Sozialverhalten bei Hunden
Das Sozialverhalten der Hunde ist ähnlich wie das der Wölfe. In der Wildnis entwickeln die Wölfe eines Rudels eine klare Rangordnung, die das Zusammenleben strukturiert. Diese Rangordnung wird durch Gesten wie Zähnefletschen, Rückenhaare aufstellen oder aber Einziehen des Schwanzes bestätigt oder auch verändert.
Auch Hunde, die in einer größeren Gruppe zusammenleben, versuchen durch Machtkämpfe eine Rangordnung festzulegen. Innerhalb eines Wolfsrudels gibt es unter männlichen und weiblichen Tieren getrennte Rangordnungen, es gibt also ein Alpha-Weibchen und einen Alpha-Rüden. Bei Hunden ist die Rangordnung dagegen unabhängig vom Geschlecht.

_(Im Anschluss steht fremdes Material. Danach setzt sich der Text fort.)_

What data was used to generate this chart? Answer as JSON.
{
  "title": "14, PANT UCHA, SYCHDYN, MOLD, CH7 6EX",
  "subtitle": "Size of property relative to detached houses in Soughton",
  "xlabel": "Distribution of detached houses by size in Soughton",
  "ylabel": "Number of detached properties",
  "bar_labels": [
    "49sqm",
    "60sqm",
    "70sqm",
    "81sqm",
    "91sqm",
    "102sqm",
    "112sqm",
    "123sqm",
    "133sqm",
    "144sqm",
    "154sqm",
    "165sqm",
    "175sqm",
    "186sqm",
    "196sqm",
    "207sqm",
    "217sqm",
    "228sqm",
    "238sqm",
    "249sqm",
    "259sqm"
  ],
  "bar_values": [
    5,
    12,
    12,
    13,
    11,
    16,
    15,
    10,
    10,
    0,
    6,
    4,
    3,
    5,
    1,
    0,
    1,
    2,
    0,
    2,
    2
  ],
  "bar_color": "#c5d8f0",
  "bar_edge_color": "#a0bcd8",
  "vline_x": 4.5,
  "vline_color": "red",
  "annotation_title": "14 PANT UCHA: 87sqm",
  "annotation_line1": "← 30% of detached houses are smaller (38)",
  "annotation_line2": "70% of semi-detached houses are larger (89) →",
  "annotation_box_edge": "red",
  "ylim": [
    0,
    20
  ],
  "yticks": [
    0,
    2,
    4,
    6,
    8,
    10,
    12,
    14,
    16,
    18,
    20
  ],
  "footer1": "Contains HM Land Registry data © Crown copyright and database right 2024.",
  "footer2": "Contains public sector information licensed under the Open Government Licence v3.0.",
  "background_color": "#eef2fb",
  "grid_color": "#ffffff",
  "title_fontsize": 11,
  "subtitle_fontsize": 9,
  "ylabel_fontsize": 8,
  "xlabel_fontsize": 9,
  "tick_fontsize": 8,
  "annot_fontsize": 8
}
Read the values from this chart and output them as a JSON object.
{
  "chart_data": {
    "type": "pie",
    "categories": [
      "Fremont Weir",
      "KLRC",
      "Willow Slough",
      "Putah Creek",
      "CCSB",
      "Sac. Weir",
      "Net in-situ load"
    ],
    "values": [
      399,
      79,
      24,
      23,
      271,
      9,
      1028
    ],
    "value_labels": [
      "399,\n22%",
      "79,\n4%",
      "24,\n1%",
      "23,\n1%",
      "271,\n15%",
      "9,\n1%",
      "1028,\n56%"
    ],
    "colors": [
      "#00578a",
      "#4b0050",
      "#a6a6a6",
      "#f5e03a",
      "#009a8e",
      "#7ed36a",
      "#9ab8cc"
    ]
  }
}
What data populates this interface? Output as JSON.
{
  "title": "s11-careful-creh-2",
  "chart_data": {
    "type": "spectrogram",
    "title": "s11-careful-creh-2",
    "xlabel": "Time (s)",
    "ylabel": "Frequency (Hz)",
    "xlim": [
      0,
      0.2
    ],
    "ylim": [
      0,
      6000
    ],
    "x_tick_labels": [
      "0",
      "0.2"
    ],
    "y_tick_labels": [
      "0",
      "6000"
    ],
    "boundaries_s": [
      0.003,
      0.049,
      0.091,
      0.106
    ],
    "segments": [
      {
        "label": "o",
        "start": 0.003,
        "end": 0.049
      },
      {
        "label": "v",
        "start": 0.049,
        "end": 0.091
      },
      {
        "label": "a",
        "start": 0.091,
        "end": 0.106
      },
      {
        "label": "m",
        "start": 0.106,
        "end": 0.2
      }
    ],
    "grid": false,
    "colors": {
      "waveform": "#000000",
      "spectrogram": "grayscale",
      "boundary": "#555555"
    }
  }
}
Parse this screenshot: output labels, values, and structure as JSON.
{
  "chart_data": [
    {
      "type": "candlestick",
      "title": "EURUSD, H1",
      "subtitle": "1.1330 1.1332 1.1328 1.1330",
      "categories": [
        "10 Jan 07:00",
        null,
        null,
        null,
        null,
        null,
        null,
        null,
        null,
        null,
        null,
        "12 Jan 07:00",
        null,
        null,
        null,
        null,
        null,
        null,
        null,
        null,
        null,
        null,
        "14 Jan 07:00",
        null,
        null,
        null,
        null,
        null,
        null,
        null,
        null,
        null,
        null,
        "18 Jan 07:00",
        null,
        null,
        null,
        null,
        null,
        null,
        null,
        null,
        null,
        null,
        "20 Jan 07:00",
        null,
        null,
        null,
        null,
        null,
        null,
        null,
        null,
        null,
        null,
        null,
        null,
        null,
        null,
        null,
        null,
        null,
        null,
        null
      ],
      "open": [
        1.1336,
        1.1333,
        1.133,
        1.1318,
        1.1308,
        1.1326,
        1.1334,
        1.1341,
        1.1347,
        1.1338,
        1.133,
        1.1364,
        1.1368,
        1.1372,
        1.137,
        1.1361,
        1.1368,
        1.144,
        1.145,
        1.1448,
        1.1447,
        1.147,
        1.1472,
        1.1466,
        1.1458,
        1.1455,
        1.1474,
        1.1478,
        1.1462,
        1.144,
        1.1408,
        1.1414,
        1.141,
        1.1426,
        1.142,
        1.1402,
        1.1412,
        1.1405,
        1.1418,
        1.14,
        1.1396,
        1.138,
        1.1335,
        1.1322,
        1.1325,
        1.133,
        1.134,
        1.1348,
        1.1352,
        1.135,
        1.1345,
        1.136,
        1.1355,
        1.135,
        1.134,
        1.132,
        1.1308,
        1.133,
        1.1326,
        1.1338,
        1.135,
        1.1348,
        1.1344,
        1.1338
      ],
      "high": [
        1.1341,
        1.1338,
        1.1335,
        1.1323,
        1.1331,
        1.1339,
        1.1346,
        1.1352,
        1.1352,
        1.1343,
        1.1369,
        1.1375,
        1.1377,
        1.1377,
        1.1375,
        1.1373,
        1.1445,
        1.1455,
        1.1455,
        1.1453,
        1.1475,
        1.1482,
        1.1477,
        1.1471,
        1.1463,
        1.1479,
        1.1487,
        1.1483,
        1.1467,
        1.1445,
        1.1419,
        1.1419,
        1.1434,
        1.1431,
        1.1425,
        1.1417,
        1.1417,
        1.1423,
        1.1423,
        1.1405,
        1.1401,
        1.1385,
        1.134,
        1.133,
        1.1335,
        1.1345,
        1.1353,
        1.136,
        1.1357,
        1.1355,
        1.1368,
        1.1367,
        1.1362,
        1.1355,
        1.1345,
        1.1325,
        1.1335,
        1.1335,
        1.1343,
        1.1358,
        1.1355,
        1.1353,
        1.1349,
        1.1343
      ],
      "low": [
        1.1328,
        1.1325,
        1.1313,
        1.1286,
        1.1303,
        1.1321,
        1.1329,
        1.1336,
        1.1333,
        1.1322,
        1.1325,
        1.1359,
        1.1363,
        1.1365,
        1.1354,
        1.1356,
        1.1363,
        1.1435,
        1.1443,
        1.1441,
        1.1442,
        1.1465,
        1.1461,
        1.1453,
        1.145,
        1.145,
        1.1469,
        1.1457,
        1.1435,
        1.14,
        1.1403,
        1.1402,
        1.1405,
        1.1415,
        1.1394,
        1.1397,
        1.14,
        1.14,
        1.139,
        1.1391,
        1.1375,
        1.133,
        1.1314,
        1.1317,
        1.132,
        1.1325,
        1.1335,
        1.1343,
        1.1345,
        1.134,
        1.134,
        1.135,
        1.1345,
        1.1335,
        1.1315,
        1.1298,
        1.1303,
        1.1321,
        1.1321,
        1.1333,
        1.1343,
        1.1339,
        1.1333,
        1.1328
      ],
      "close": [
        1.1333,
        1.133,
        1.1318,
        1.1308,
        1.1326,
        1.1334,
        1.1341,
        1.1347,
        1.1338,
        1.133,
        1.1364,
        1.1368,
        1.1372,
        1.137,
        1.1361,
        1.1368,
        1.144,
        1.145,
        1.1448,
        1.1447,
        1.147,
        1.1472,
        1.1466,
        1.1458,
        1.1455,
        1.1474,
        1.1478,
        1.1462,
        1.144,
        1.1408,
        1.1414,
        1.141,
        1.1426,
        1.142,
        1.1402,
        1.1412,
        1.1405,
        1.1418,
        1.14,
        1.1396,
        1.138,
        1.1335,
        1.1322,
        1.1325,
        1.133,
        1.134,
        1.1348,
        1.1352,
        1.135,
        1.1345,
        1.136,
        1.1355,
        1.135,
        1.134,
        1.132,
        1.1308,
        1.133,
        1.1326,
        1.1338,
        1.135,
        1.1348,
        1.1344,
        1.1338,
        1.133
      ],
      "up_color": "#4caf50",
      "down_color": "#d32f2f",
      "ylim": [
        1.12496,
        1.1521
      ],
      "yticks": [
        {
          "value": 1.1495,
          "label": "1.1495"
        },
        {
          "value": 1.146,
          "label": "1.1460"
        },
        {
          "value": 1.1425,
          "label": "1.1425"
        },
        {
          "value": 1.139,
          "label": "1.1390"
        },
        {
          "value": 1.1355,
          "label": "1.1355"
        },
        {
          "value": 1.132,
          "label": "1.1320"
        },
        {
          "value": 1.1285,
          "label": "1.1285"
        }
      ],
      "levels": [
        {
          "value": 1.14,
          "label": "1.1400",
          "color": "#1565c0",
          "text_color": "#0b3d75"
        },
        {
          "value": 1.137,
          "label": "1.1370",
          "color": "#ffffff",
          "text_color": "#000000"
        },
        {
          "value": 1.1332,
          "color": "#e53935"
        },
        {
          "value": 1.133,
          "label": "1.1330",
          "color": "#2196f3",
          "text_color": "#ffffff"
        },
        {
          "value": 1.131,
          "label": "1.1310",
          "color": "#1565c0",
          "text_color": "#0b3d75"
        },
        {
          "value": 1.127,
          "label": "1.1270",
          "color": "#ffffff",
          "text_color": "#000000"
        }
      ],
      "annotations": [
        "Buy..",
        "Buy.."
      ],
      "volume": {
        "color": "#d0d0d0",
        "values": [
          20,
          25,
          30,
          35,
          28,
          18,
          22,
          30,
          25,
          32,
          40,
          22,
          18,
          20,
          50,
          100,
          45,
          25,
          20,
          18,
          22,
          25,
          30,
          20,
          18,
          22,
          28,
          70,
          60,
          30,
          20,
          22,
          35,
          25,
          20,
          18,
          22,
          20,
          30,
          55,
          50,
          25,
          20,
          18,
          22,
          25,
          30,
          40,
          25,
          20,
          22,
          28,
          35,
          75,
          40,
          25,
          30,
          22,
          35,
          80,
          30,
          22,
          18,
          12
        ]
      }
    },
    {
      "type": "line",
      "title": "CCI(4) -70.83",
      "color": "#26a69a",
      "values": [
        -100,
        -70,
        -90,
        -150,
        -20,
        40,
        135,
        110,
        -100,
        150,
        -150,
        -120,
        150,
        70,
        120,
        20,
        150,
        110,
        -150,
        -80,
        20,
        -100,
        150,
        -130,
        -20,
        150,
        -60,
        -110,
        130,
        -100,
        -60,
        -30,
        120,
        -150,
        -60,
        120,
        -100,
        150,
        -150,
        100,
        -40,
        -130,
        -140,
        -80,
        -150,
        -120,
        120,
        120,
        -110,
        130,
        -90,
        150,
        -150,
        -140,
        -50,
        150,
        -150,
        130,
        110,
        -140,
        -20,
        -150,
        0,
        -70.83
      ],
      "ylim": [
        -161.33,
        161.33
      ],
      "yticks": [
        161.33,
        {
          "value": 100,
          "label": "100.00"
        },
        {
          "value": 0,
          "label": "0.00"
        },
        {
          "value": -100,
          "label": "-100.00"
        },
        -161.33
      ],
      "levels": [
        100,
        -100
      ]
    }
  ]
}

Werden Hunde als Haustiere gehalten, stellt die Familie für den Hund das Rudel dar. Deshalb ist es wichtig, dass auch innerhalb der Familie eine klare Hierarchie festgelegt wird. Um einen Hund richtig erziehen und unter Kontrolle halten zu können, muss klar sein, dass der Mensch in der Rangfolge über dem Tier steht.
Hunde fühlen sich nur wohl, wenn sie Ihre Stellung innerhalb der Familie genau kennen. Zu starkes Vermenschlichen und Inkonsequenz führen in den meisten Fällen dazu, dass der Hund seine Stellung in der Hierarchie nicht mehr genau kennt. Dies ist häufig die Ursache für Verhaltensprobleme. Innerhalb eines Wolfsrudels versuchen die Tiere ständig, in der Rangfolge nach oben zu klettern um die Führung des Rudels zu übernehmen. Die Alpha-Tiere müssen also immer wieder ihre Stellung verteidigen.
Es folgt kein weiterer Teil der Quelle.